One of the babycorns displaying potential to graduate to the next level is TechB, a startup in the business of manufacturing advance computer numerical control (CNC) machines and 3D printers.

g_118657_raipur_280x210.jpg
Started in August 2016, the bootstrapped venture was struggling. Though the co-founders were convinced of the technical soundness of the venture, they needed funds to expand, lab facilities for research and development, and avenues to get big business. “We had stagnated,” recalls Abhishek kumar, one of the four co-founders. Limited exposure, he adds, also meant little luck with venture capitalists (VCs).

“We got seed funding of ₹15 lakh from 36Inc,” says Manish Agrawal, another co-founder. The bigger windfall, though, was the industry connect it brought along. TechB bagged lucrative contracts from government organisations such as Isro, DRDO and Bhel, doubled its headcount to 55 within a year to meet a sudden surge in demand, while revenue jumped from ₹3 crore last year to ₹10 crore in the year ended March 2019. “They also helped us crack the overseas market,” says Agarwal, referring to orders from the UAE and Ethiopia.
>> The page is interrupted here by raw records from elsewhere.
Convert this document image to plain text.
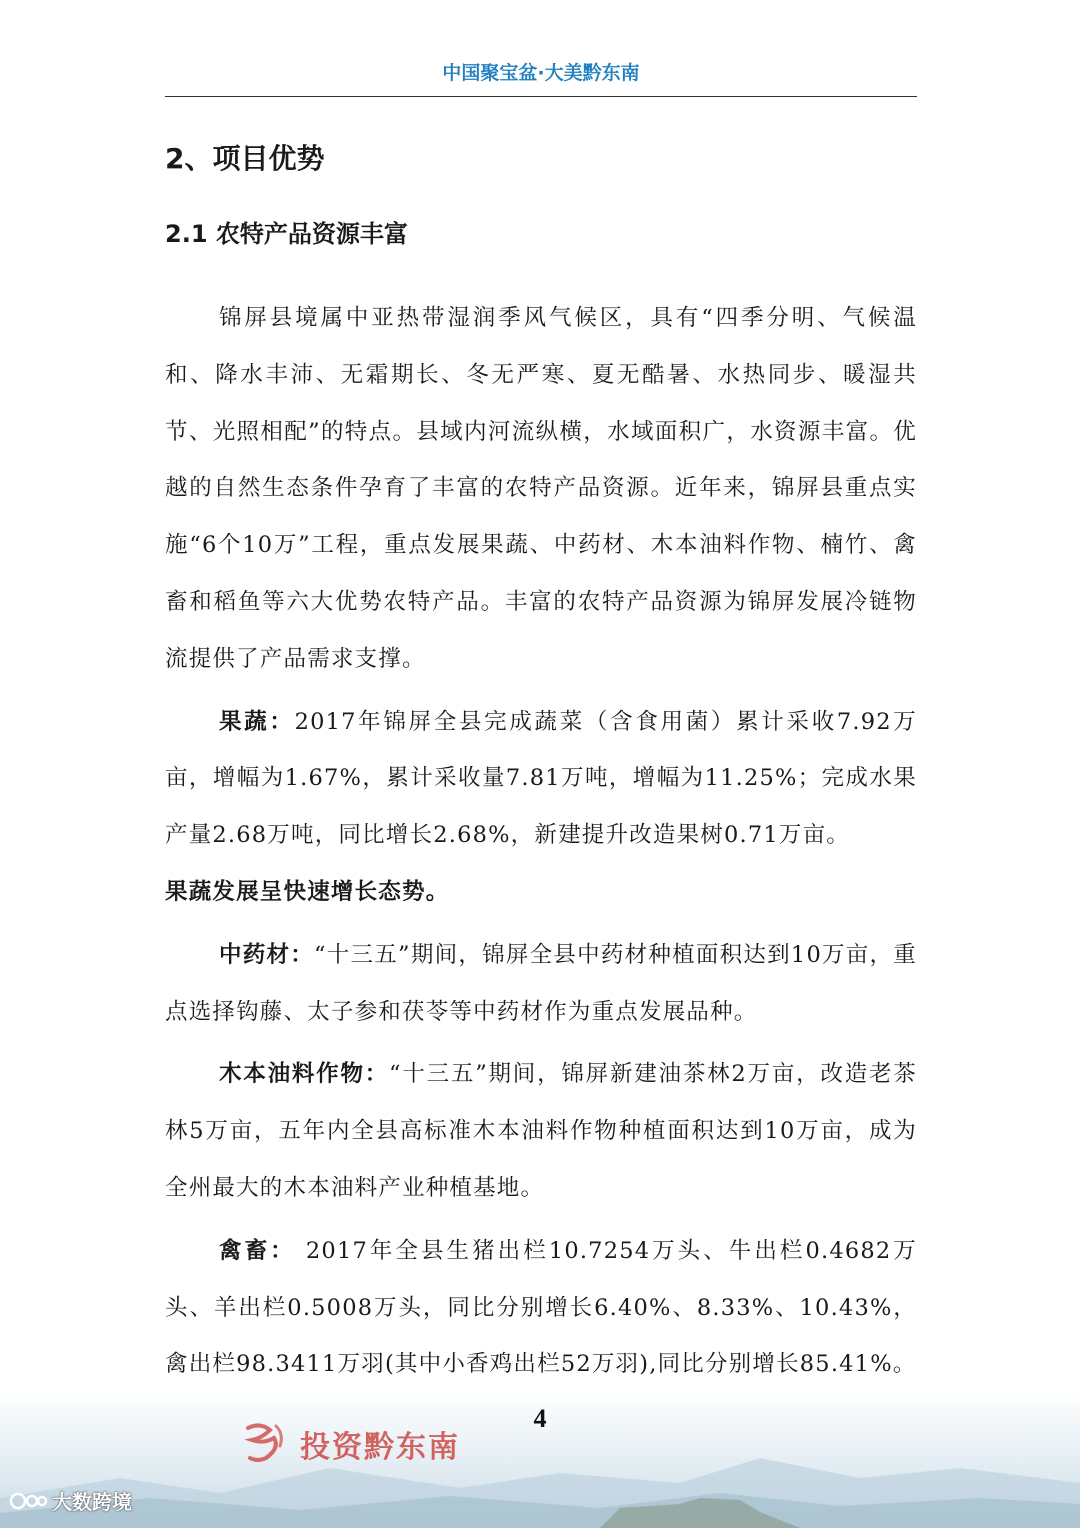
中国聚宝盆·大美黔东南
2、项目优势
2.1 农特产品资源丰富

锦屏县境属中亚热带湿润季风气候区，具有“四季分明、气候温和、降水丰沛、无霜期长、冬无严寒、夏无酷暑、水热同步、暖湿共节、光照相配”的特点。县域内河流纵横，水域面积广，水资源丰富。优越的自然生态条件孕育了丰富的农特产品资源。近年来，锦屏县重点实施“6个10万”工程，重点发展果蔬、中药材、木本油料作物、楠竹、禽畜和稻鱼等六大优势农特产品。丰富的农特产品资源为锦屏发展冷链物流提供了产品需求支撑。

果蔬：2017年锦屏全县完成蔬菜（含食用菌）累计采收7.92万亩，增幅为1.67%，累计采收量7.81万吨，增幅为11.25%；完成水果产量2.68万吨，同比增长2.68%，新建提升改造果树0.71万亩。

果蔬发展呈快速增长态势。

中药材：“十三五”期间，锦屏全县中药材种植面积达到10万亩，重点选择钩藤、太子参和茯苓等中药材作为重点发展品种。

木本油料作物：“十三五”期间，锦屏新建油茶林2万亩，改造老茶林5万亩，五年内全县高标准木本油料作物种植面积达到10万亩，成为全州最大的木本油料产业种植基地。

禽畜： 2017年全县生猪出栏10.7254万头、牛出栏0.4682万头、羊出栏0.5008万头，同比分别增长6.40%、8.33%、10.43%，禽出栏98.3411万羽(其中小香鸡出栏52万羽),同比分别增长85.41%。

4
投资黔东南
大数跨境
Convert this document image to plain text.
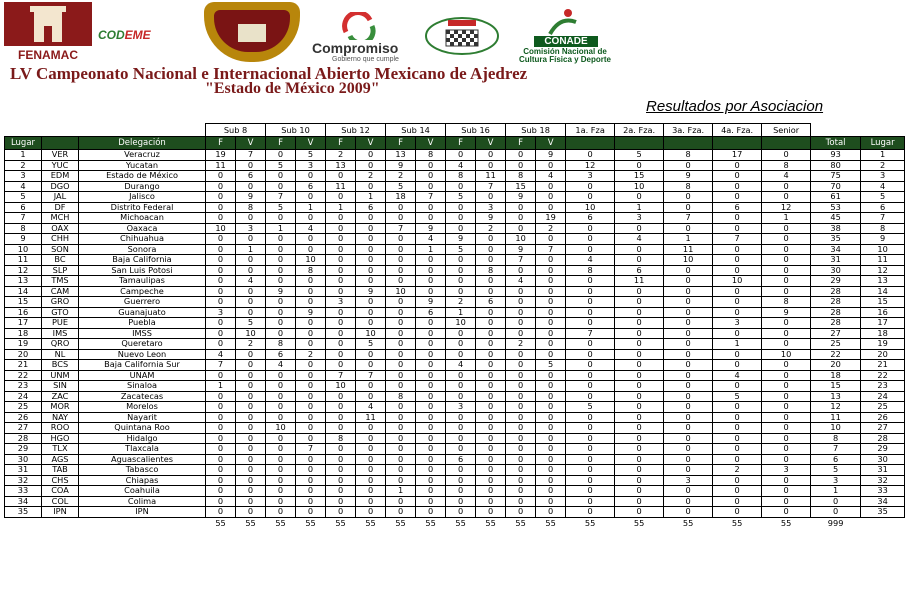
FENAMAC
CODEME
Compromiso
Gobierno que cumple
CONADE
Comisión Nacional de
Cultura Física y Deporte
LV Campeonato Nacional e Internacional Abierto Mexicano de Ajedrez
"Estado de México 2009"
Resultados por Asociacion
			Sub 8		Sub 10		Sub 12		Sub 14		Sub 16		Sub 18		1a. Fza	2a. Fza.	3a. Fza.	4a. Fza.	Senior		
Lugar		Delegación	F	V	F	V	F	V	F	V	F	V	F	V						Total	Lugar
1	VER	Veracruz	19	7	0	5	2	0	13	8	0	0	0	9	0	5	8	17	0	93	1
2	YUC	Yucatan	11	0	5	3	13	0	9	0	4	0	0	0	12	0	0	0	8	80	2
3	EDM	Estado de México	0	6	0	0	0	2	2	0	8	11	8	4	3	15	9	0	4	75	3
4	DGO	Durango	0	0	0	6	11	0	5	0	0	7	15	0	0	10	8	0	0	70	4
5	JAL	Jalisco	0	9	7	0	0	1	18	7	5	0	9	0	0	0	0	0	0	61	5
6	DF	Distrito Federal	0	8	5	1	1	6	0	0	0	3	0	0	10	1	0	6	12	53	6
7	MCH	Michoacan	0	0	0	0	0	0	0	0	0	9	0	19	6	3	7	0	1	45	7
8	OAX	Oaxaca	10	3	1	4	0	0	7	9	0	2	0	2	0	0	0	0	0	38	8
9	CHH	Chihuahua	0	0	0	0	0	0	0	4	9	0	10	0	0	4	1	7	0	35	9
10	SON	Sonora	0	1	0	0	0	0	0	1	5	0	9	7	0	0	11	0	0	34	10
11	BC	Baja California	0	0	0	10	0	0	0	0	0	0	7	0	4	0	10	0	0	31	11
12	SLP	San Luis Potosi	0	0	0	8	0	0	0	0	0	8	0	0	8	6	0	0	0	30	12
13	TMS	Tamaulipas	0	4	0	0	0	0	0	0	0	0	4	0	0	11	0	10	0	29	13
14	CAM	Campeche	0	0	9	0	0	9	10	0	0	0	0	0	0	0	0	0	0	28	14
15	GRO	Guerrero	0	0	0	0	3	0	0	9	2	6	0	0	0	0	0	0	8	28	15
16	GTO	Guanajuato	3	0	0	9	0	0	0	6	1	0	0	0	0	0	0	0	9	28	16
17	PUE	Puebla	0	5	0	0	0	0	0	0	10	0	0	0	0	0	0	3	0	28	17
18	IMS	IMSS	0	10	0	0	0	10	0	0	0	0	0	0	7	0	0	0	0	27	18
19	QRO	Queretaro	0	2	8	0	0	5	0	0	0	0	2	0	0	0	0	1	0	25	19
20	NL	Nuevo Leon	4	0	6	2	0	0	0	0	0	0	0	0	0	0	0	0	10	22	20
21	BCS	Baja California Sur	7	0	4	0	0	0	0	0	4	0	0	5	0	0	0	0	0	20	21
22	UNM	UNAM	0	0	0	0	7	7	0	0	0	0	0	0	0	0	0	4	0	18	22
23	SIN	Sinaloa	1	0	0	0	10	0	0	0	0	0	0	0	0	0	0	0	0	15	23
24	ZAC	Zacatecas	0	0	0	0	0	0	8	0	0	0	0	0	0	0	0	5	0	13	24
25	MOR	Morelos	0	0	0	0	0	4	0	0	3	0	0	0	5	0	0	0	0	12	25
26	NAY	Nayarit	0	0	0	0	0	11	0	0	0	0	0	0	0	0	0	0	0	11	26
27	ROO	Quintana Roo	0	0	10	0	0	0	0	0	0	0	0	0	0	0	0	0	0	10	27
28	HGO	Hidalgo	0	0	0	0	8	0	0	0	0	0	0	0	0	0	0	0	0	8	28
29	TLX	Tlaxcala	0	0	0	7	0	0	0	0	0	0	0	0	0	0	0	0	0	7	29
30	AGS	Aguascalientes	0	0	0	0	0	0	0	0	6	0	0	0	0	0	0	0	0	6	30
31	TAB	Tabasco	0	0	0	0	0	0	0	0	0	0	0	0	0	0	0	2	3	5	31
32	CHS	Chiapas	0	0	0	0	0	0	0	0	0	0	0	0	0	0	3	0	0	3	32
33	COA	Coahuila	0	0	0	0	0	0	1	0	0	0	0	0	0	0	0	0	0	1	33
34	COL	Colima	0	0	0	0	0	0	0	0	0	0	0	0	0	0	0	0	0	0	34
35	IPN	IPN	0	0	0	0	0	0	0	0	0	0	0	0	0	0	0	0	0	0	35
			55	55	55	55	55	55	55	55	55	55	55	55	55	55	55	55	55	999	
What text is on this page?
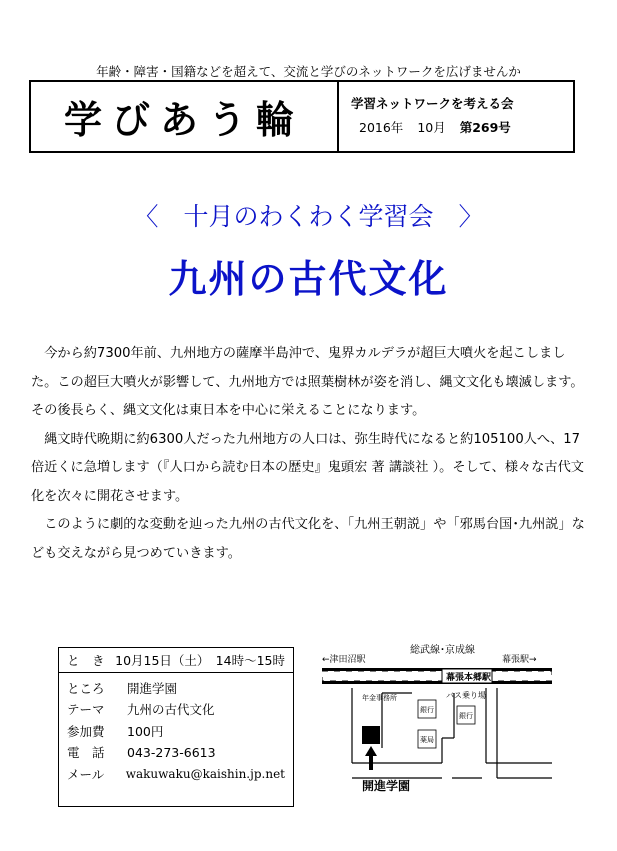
年齢・障害・国籍などを超えて、交流と学びのネットワークを広げませんか
学びあう輪	学習ネットワークを考える会
2016年 10月 第269号
〈　十月のわくわく学習会　〉
九州の古代文化

今から約7300年前、九州地方の薩摩半島沖で、鬼界カルデラが超巨大噴火を起こしました。この超巨大噴火が影響して、九州地方では照葉樹林が姿を消し、縄文文化も壊滅します。その後長らく、縄文文化は東日本を中心に栄えることになります。

縄文時代晩期に約6300人だった九州地方の人口は、弥生時代になると約105100人へ、17倍近くに急増します（『人口から読む日本の歴史』鬼頭宏 著 講談社 ）。そして、様々な古代文化を次々に開花させます。

このように劇的な変動を辿った九州の古代文化を、「九州王朝説」や「邪馬台国･九州説」なども交えながら見つめていきます。

と　き 10月15日（土）　14時～15時
ところ	開進学園
テーマ	九州の古代文化
参加費	100円
電　話	043-273-6613
メール	wakuwaku@kaishin.jp.net
←津田沼駅
総武線･京成線
幕張駅→
幕張本郷駅
年金事務所
銀行
銀行
薬局
バス乗り場
開進学園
The incubation centre, says Rajeev Roy, former 36Inc CEO, does more than just incubate. It helps create a local pool of mentors, provides a forum for local investors and plays host to local chapters of entrepreneurship development bodies such as Mobile 10X and Headstart. “Its biggest contribution, though, is giving legitimacy to entrepreneurship as a career option in a place like Raipur.”

The swanky office in a high-footfall mall, regular public events and mentorship, financial and tech support reassures entrepreneurs and their families that startups can be a successful career choice.

Sangeeta Gupta, senior vice president at Nasscom, explains how incubators, both state-run and private, are fostering startup ecosystems in tier II and III cities. Access to markets, a well-entrenched support system, and increased investor interest are some of the factors propelling the growth of startups in such places. Last year, an estimated 40 percent of tech startups were incepted outside of metros, according to a report by Nasscom and Zinnov.

“We see the trend increasing,” says Gupta. Deep-tech startups in such places are building innovative solutions by understanding specific problems. Entrepreneurship in India, she adds, has reached great heights over the last two decades. “Now we see a lot of startups emerging from smaller towns,” says Gupta.

Back at the incubation centre, Chaubey is helping a venture that got seed funding from IIT Kanpur prepare a blueprint for aggressive expansion. Healing Accelerated, a startup providing second medical opinions from super-specialist doctors across India and abroad, has rendered services to over 1,500 patients in Chhattisgarh since its inception in July 2015. Healing Accelerated, feels Chaubey, has a robust business model that is based on social impact, and has the potential to scale up across India. These are babycorns that need a bit of handholding, Chaubey adds. “Unicorns, after all, were once babycorns.”